Conclusion – after months of drinking water from dubious sources I am not ill so I have nothing against the reliability of the bottle at this stage. The costs are a different story. Bottled water in developing countries is often very cheap and, in parts of Thailand at least (I have not seen them in any other country, nor in Bangkok or the Gulf islands), you can fill up from a water dispensing machine for 1 baht per 2 litres (although there are reports that these machines aren’t exactly clean and dispensing safe drinking water!). If there are no water machines, you’ll need to weight up the cost of the bottle against how long you’ll be travelling and how much water you’ll need. Then weigh this against hassle of going to the store, availability of stores on your travel route, etc.

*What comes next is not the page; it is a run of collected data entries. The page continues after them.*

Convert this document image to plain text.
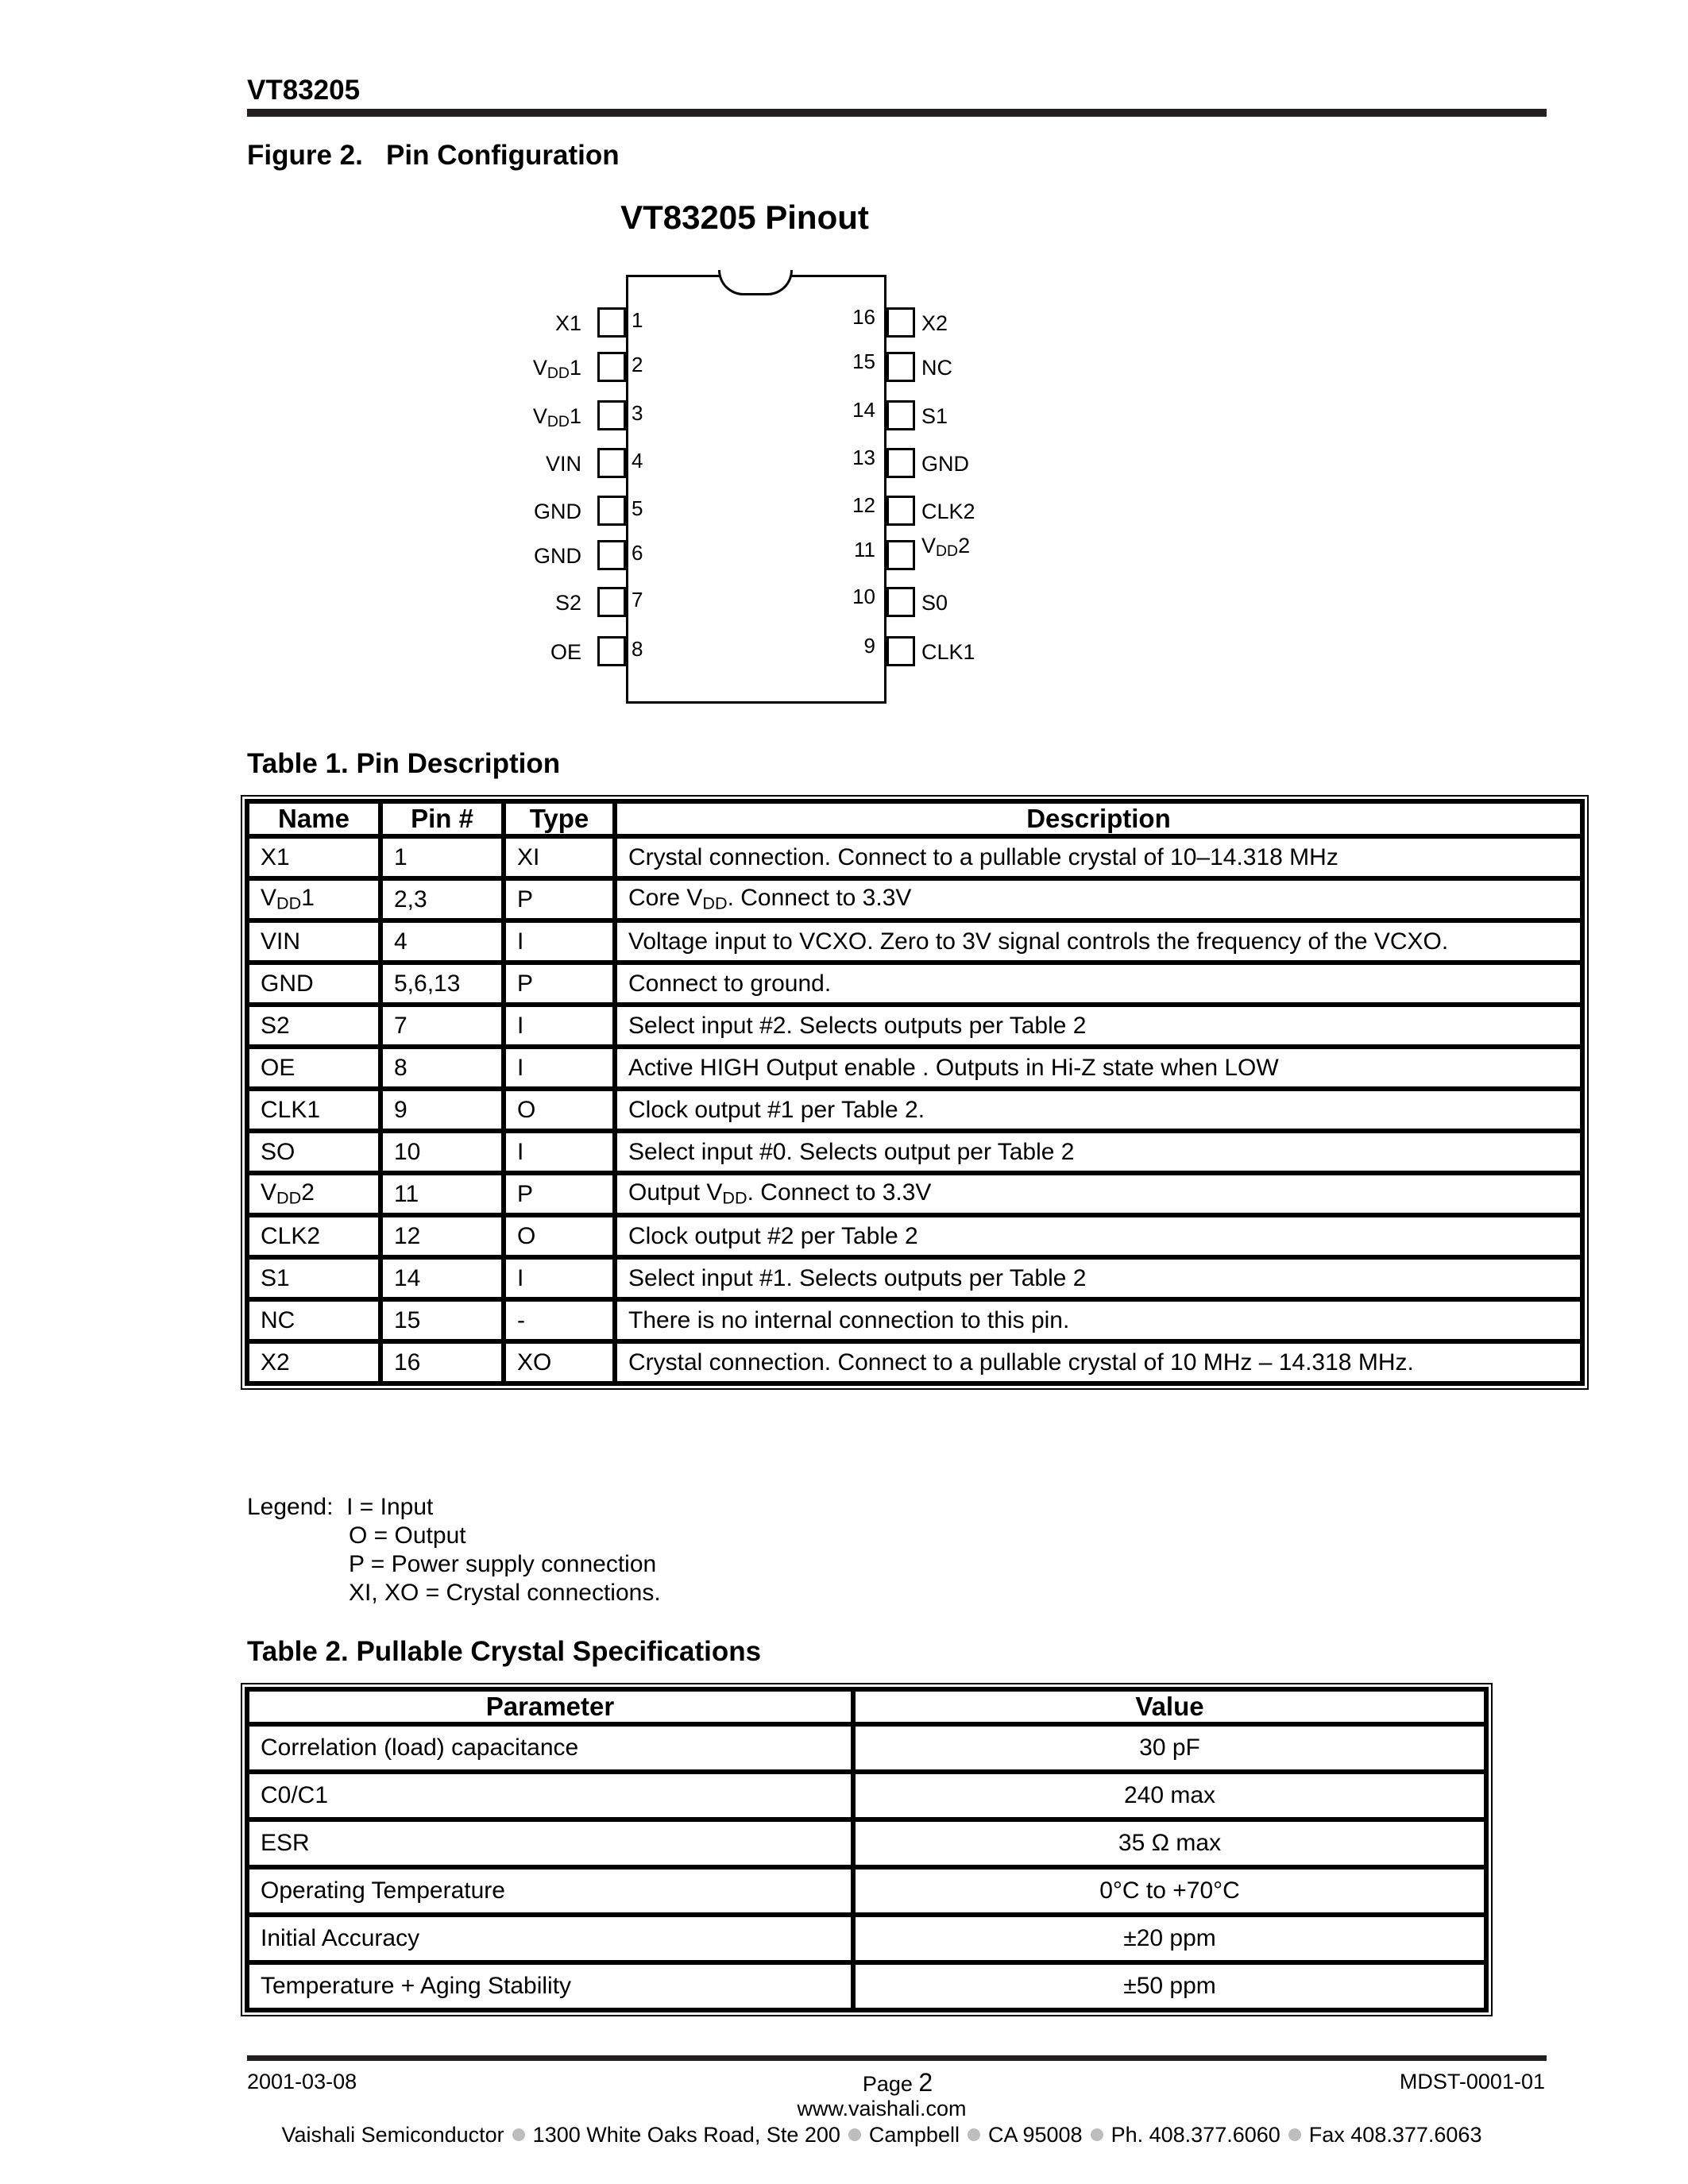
VT83205
Figure 2.   Pin Configuration
VT83205 Pinout
1
X1
2
VDD1
3
VDD1
4
VIN
5
GND
6
GND
7
S2
8
OE
16 X2
15 NC
14 S1
13 GND
12 CLK2
11 VDD2
10 S0
9 CLK1
Table 1. Pin Description
Name	Pin #	Type	Description
X1	1	XI	Crystal connection. Connect to a pullable crystal of 10–14.318 MHz
$V_{DD}1$	2,3	P	Core $V_{DD}$. Connect to 3.3V
VIN	4	I	Voltage input to VCXO. Zero to 3V signal controls the frequency of the VCXO.
GND	5,6,13	P	Connect to ground.
S2	7	I	Select input #2. Selects outputs per Table 2
OE	8	I	Active HIGH Output enable . Outputs in Hi-Z state when LOW
CLK1	9	O	Clock output #1 per Table 2.
SO	10	I	Select input #0. Selects output per Table 2
$V_{DD}2$	11	P	Output $V_{DD}$. Connect to 3.3V
CLK2	12	O	Clock output #2 per Table 2
S1	14	I	Select input #1. Selects outputs per Table 2
NC	15	-	There is no internal connection to this pin.
X2	16	XO	Crystal connection. Connect to a pullable crystal of 10 MHz – 14.318 MHz.
Legend: I = Input
O = Output
P = Power supply connection
XI, XO = Crystal connections.
Table 2. Pullable Crystal Specifications
Parameter	Value
Correlation (load) capacitance	30 pF
C0/C1	240 max
ESR	35 Ω max
Operating Temperature	0°C to +70°C
Initial Accuracy	±20 ppm
Temperature + Aging Stability	±50 ppm
2001-03-08	Page 2	MDST-0001-01
www.vaishali.com
Vaishali Semiconductor 1300 White Oaks Road, Ste 200 Campbell CA 95008 Ph. 408.377.6060 Fax 408.377.6063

If you plan on stopping long term then buying large office sized 20-25 litre bottles of water is a good option. In Laos, the family we house sat for got the bottles delivered for about $1 each. In Cambodia you can buy them $5 then refill for a little less than $1. They have a small tap at the bottom like a box wine tap so you don’t need the cooling source. This seems to be both a cost effective and an environmentally friendly way of getting drinking water.
Depending on your location and where you’re travelling, this could be a real money saver. If you’re not in the UK you’re better sticking to bottled water or comfort yourself with the savings to the environment as the postage costs outside of the UK kill all financial savings.
Along with getting a friend in the UK to send filters on to me, I’ll be saving the bottle for when I’m actually travelling and moving around. So, it’s goodbye plastic bottles. Goodbye buying water. Goodbye lugging 5 litres around. Hello taps, rivers, streams, muddy water and gutter water. Hello safe drinking water wherever I am.